### Predicting age and assessment values from two domains using features derived from brain MRI images as inputs.


From sklearn:
"A Bagging regressor is an ensemble meta-estimator that fits base regressors each on random subsets of the original dataset and then aggregate their individual predictions (either by voting or by averaging) to form a final prediction. Such a meta-estimator can typically be used as a way to reduce the variance of a black-box estimator (e.g., a decision tree), by introducing randomization into its construction procedure and then making an ensemble out of it."

In [2]:
import numpy as np
import pandas as pd
from sklearn.svm import SVR
from sklearn import linear_model
from sklearn.model_selection import KFold
from sklearn.ensemble import BaggingRegressor

In [None]:
def metric(y_true, y_pred):
    return np.mean(np.sum(np.abs(y_true - y_pred), axis=0)/np.sum(y_true, axis=0))

In [4]:
fnc_df = pd.read_csv('MRI_dataset/fnc.csv')

In [6]:
loading_df = pd.read_csv('MRI_dataset/loading.csv')

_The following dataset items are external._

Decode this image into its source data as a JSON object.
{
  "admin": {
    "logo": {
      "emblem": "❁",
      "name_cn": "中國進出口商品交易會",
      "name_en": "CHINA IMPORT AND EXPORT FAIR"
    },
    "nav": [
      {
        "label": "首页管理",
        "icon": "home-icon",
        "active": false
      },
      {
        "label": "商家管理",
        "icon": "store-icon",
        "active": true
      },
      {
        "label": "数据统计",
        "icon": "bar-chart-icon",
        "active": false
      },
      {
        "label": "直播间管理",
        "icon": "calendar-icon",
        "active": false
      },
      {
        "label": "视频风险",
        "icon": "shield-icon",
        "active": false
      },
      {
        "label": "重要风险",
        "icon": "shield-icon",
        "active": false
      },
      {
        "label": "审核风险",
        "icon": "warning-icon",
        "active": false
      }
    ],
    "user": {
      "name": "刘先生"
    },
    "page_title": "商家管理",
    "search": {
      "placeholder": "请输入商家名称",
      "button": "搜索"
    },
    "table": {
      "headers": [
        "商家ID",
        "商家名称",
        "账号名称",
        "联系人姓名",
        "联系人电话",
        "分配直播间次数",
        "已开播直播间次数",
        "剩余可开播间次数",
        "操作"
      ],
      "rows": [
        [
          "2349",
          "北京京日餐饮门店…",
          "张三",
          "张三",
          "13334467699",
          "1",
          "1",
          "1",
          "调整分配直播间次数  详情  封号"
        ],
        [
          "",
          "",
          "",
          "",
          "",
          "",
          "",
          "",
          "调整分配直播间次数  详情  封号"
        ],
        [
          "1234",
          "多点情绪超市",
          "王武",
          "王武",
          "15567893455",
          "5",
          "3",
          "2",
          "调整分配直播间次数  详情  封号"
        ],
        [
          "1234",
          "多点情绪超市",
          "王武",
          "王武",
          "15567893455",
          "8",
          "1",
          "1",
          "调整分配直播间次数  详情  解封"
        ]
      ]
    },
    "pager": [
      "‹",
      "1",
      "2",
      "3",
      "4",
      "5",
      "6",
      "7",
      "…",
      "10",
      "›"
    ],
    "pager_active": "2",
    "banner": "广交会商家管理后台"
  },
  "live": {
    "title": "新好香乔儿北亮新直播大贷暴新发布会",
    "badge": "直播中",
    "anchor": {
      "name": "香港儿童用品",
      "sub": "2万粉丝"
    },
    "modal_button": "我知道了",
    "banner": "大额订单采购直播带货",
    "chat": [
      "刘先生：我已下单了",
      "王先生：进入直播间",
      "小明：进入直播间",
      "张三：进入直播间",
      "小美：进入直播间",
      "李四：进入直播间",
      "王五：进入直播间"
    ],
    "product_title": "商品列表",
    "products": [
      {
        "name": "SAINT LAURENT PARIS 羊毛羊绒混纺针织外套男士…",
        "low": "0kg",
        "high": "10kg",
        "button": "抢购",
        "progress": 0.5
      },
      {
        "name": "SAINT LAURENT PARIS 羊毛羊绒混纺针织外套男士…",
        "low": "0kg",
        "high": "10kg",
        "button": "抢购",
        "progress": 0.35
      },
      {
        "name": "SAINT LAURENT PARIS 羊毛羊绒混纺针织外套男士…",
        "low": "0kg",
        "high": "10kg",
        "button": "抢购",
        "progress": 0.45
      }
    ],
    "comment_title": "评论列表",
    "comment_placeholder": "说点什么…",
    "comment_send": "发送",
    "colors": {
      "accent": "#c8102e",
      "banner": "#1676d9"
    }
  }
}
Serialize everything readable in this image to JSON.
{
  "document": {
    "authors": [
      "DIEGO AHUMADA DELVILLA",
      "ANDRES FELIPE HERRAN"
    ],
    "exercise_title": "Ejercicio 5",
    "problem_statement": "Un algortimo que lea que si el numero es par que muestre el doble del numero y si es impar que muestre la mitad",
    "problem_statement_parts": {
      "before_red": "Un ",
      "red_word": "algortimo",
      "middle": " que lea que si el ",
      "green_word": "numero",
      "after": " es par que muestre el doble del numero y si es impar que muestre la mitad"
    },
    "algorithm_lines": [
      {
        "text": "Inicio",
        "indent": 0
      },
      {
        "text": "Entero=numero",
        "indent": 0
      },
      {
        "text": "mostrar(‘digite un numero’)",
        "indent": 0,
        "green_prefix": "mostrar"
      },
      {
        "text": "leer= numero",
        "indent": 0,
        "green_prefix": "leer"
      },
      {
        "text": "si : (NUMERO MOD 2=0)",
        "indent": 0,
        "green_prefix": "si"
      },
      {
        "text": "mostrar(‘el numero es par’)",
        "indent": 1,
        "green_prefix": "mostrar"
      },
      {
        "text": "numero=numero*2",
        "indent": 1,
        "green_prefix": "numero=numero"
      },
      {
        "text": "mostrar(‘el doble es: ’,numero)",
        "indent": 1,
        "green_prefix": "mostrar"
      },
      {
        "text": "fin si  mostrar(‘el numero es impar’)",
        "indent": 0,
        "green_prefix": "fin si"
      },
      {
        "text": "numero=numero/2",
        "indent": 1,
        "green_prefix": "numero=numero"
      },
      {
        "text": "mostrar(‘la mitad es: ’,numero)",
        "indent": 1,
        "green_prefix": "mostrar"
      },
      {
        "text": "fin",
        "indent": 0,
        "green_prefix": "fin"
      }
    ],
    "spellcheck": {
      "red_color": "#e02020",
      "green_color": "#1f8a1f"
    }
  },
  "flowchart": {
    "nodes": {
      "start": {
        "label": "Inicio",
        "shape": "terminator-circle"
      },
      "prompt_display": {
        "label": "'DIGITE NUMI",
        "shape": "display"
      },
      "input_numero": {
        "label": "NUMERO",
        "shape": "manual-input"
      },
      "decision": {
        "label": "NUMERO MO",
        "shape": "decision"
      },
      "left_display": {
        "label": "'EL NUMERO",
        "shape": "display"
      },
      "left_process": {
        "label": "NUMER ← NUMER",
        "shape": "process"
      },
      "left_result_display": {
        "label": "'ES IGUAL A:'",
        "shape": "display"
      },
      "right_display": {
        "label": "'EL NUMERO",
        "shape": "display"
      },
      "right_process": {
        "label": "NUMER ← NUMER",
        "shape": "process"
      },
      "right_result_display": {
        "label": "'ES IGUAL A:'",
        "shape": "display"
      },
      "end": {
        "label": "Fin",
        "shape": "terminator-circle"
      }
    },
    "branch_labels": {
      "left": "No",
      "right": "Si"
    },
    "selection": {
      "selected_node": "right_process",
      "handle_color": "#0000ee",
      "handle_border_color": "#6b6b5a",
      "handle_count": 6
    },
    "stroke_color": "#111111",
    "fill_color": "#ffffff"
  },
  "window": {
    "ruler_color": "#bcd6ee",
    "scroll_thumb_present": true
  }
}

fnc_features, loading_features = list(fnc_df.columns[1:]), list(loading_df.columns[1:])
features = loading_features + fnc_features
df = fnc_df.merge(loading_df, on="Id")

In [7]:
labels_df = pd.read_csv('MRI_dataset/train_scores.csv')
labels_df["is_train"] = True

df = df.merge(labels_df, on="Id", how="left")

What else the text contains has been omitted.